Antagonis reseptor adalah istilah dalam bidang ilmu farmakologi,[1] terutama berhubungan dengan farmakodinamik yaitu ilmu yang mempelajari efek-efek biokimia dan fisiologi obat serta mekanisme kerja obat dalam tubuh. Antagonisme reseptor berkaitan dengan suatu keadaan ketika efek dari suatu obat menjadi berkurang atau hilang sama sekali yang disebabkan oleh keberadaan satu obat lainnya.[2] Prosesnya berikatan dengan reseptor namun tidak menyebabkan aktivasi, menurunkan kemungkinan agonis akan berikatan pada reseptor, sehingga menghalangi kerjanya dengan secara efektif dengan cara melemahkan atau melepaskan dari sistem reseptor.
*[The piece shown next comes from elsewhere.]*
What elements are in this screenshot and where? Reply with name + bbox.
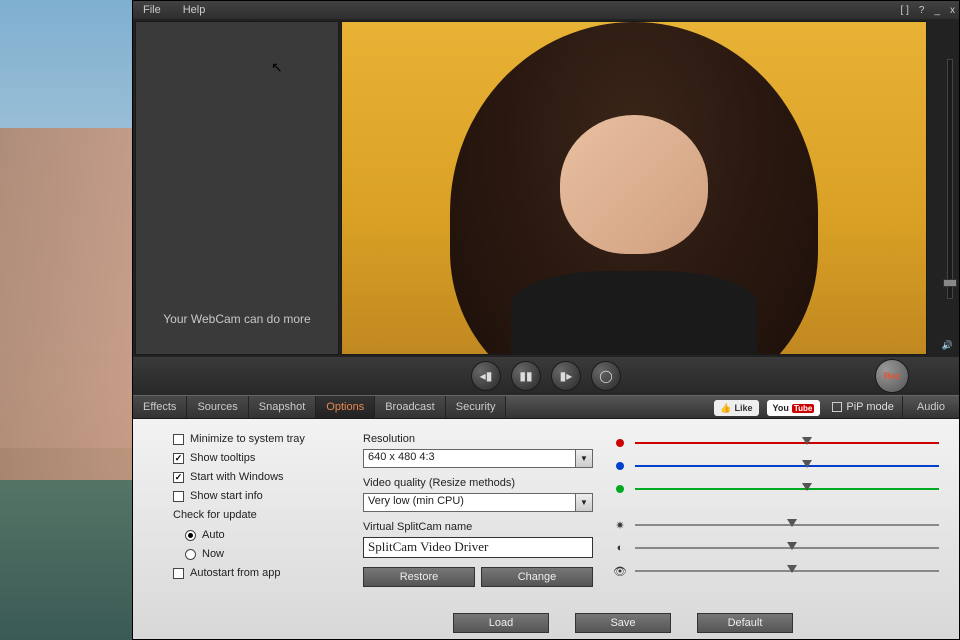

Antagonis dibagi menjadi dua kelas bergantung pada apakah secara langsung bersaing dengan agonis untuk berikatan dengan reseptor atau tidak. Jika konsentrasi agonis tetap maka peningkatan konsentrasi antagonis akan kompetitif dan secara progresif menghambat respon agonis sehingga menyebabkan konsentrasi antagonis yang tinggi untuk mencegah respon secara total, proses ini berlangsung secara reversible (reaksi yang dapat dibalikkan). Reaksi sebaliknya terjadi, ketika konsentrasi agonis yang tinggi dapat menghambat efek konsentrasi tertentu antagonis, ini terjadi ketika reaksi berlangsung secara irreversible dan antagonis berikatan secara non kompetitif pada reseptor.
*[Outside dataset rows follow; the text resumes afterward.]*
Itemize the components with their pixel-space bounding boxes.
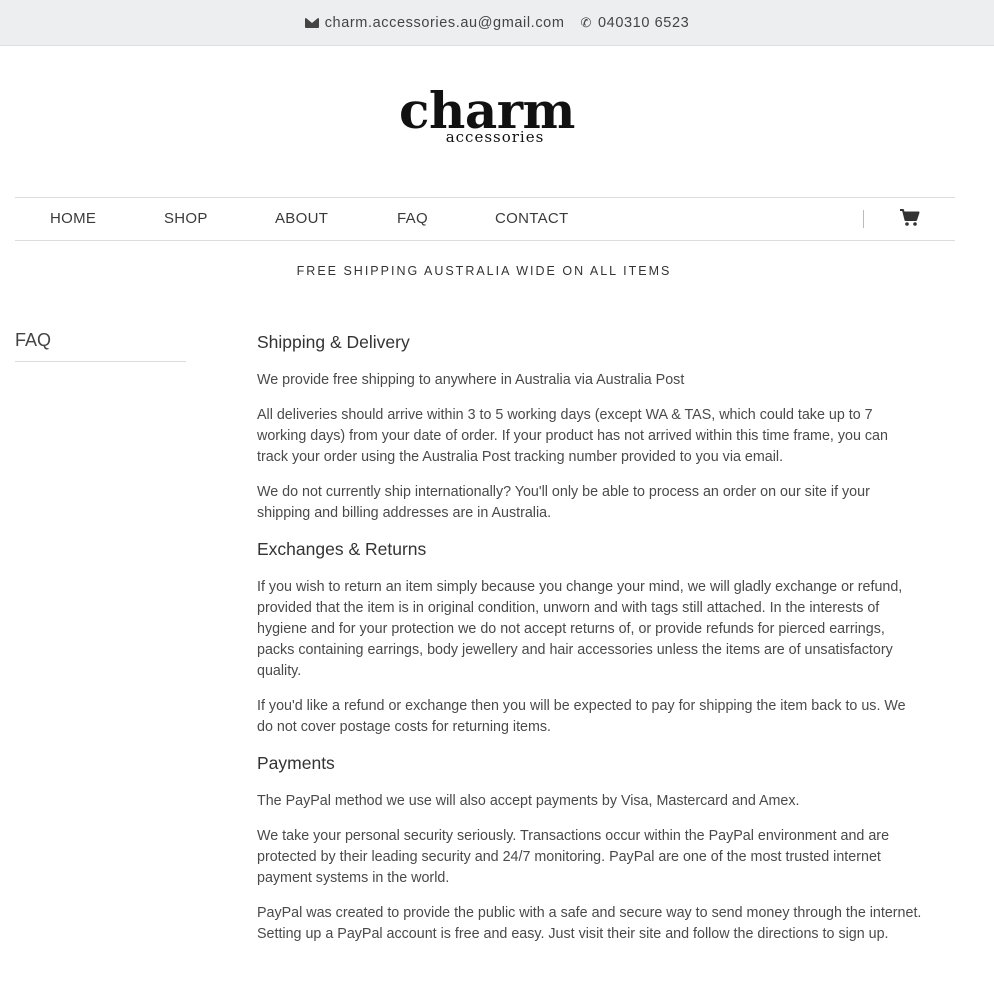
nav-item-shop[interactable]: SHOP [164,210,208,227]
site-logo[interactable]: charm accessories [0,86,994,145]
faq-paragraph: If you wish to return an item simply bec… [257,579,903,679]
section-heading-payments: Payments [257,753,335,773]
section-heading-shipping: Shipping & Delivery [257,332,410,352]
nav-divider [863,210,864,228]
phone-icon: ✆ [580,15,593,30]
nav-item-home[interactable]: HOME [50,210,96,227]
sidebar-title: FAQ [15,330,186,362]
faq-content: Shipping & Delivery We provide free ship… [257,331,922,959]
phone-contact[interactable]: ✆ 040310 6523 [581,15,690,31]
shipping-banner: FREE SHIPPING AUSTRALIA WIDE ON ALL ITEM… [296,264,672,278]
nav-item-contact[interactable]: CONTACT [495,210,568,227]
faq-paragraph: PayPal was created to provide the public… [257,905,922,942]
email-text[interactable]: charm.accessories.au@gmail.com [325,15,565,31]
logo-sub-text: accessories [445,128,545,146]
faq-paragraph: All deliveries should arrive within 3 to… [257,407,888,465]
phone-text[interactable]: 040310 6523 [598,15,689,31]
contact-bar: charm.accessories.au@gmail.com ✆ 040310 … [0,0,994,46]
faq-paragraph: We take your personal security seriously… [257,828,890,886]
nav-item-faq[interactable]: FAQ [397,210,428,227]
section-heading-exchanges: Exchanges & Returns [257,539,427,559]
faq-paragraph: We provide free shipping to anywhere in … [257,372,685,388]
main-nav: HOME SHOP ABOUT FAQ CONTACT [15,197,955,241]
faq-paragraph: The PayPal method we use will also accep… [257,793,800,809]
faq-paragraph: We do not currently ship internationally… [257,484,870,521]
email-contact[interactable]: charm.accessories.au@gmail.com [304,15,565,31]
envelope-icon [304,17,319,28]
shopping-cart-icon[interactable] [899,209,921,227]
faq-paragraph: If you'd like a refund or exchange then … [257,698,906,735]
nav-item-about[interactable]: ABOUT [275,210,328,227]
Tidak semua mekanisme antagonisme melibatkan interaksi obat dengan satu jenis reseptor, dan sebagian dari antagonisme sama sekali tidak melibatkan reseptor. Antagonisme kimiawi terjadi ketika dua obat bergabung membentuk suatu larutan sehingga efek obat yang aktif menjadi hilang, misalnya karena inaktivasi logam-logam berat seperti timah dan kadmium dengan pemberian chelating agent seperti dimercaprol yang akan mengikat erat ion-ion logam tersebut sehingga membentuk senyawa tidak aktif. Jenis lain antagonisme adalah antagonisme fisiologik yang digunakan untuk menjelaskan interaksi dari dua obat yang mempunyai efek yang berlawanan di dalam tubuh dan cenderung untuk meniadakan satu sama lainnya. Misalnya, adrenalin meningkatkan tekanan arteri dengan bekerja pada jantung dan pembuluh perifer, sedangkan histamin menurunkan tekanan arteri dengan cara vasodilatasi sehingga kedua obat saling bersaing satu sama lain[3].

Asal-usul kata

Kata antagonis dalam istilah farmasi berasal dari bahasa Yunaniantagonists, "lawan, pesaing, penjahat, musuh, saingan", yang berasal dari anti- ("melawan") dan agonizesthai ("bersaing untuk hadiah"). Antagonis ditemukan pada abad ke-20 oleh ahli biologi Amerika Bailey Edgren.[4][5]

Reseptor

Reseptor adalah molekul protein besar yang dapat diaktifkan oleh pengikatan ligan seperti hormon atau obat.[6] Reseptor dapat terikat membran, sebagai reseptor permukaan sel, atau di dalam sel sebagai reseptor intraseluler, misalnya reseptor estrogen. Pengikatan terjadi sebagai akibat interaksi non-kovalen antara reseptor dan ligannya, di lokasi yang disebut situs pengikatan pada reseptor. Sebuah reseptor mungkin mengandung satu atau lebih situs pengikatan untuk ligan yang berbeda. Pengikatan ke situs aktif pada reseptor mengatur aktivasi reseptor secara langsung.[6] Aktivitas reseptor juga dapat diatur oleh pengikatan ligan ke situs lain pada reseptor, yaitu situs pengikatan alosterik. Antagonis memperantarai efeknya melalui interaksi reseptor dengan mencegah respons yang diinduksi agonis. Hal ini dapat dicapai dengan penempelan antagonis ke situs aktif atau situs alosterik.[7] Selain itu, antagonis dapat berinteraksi di situs pengikatan unik yang biasanya tidak terlibat dalam regulasi biologis aktivitas reseptor untuk mengerahkan efeknya.[7][8]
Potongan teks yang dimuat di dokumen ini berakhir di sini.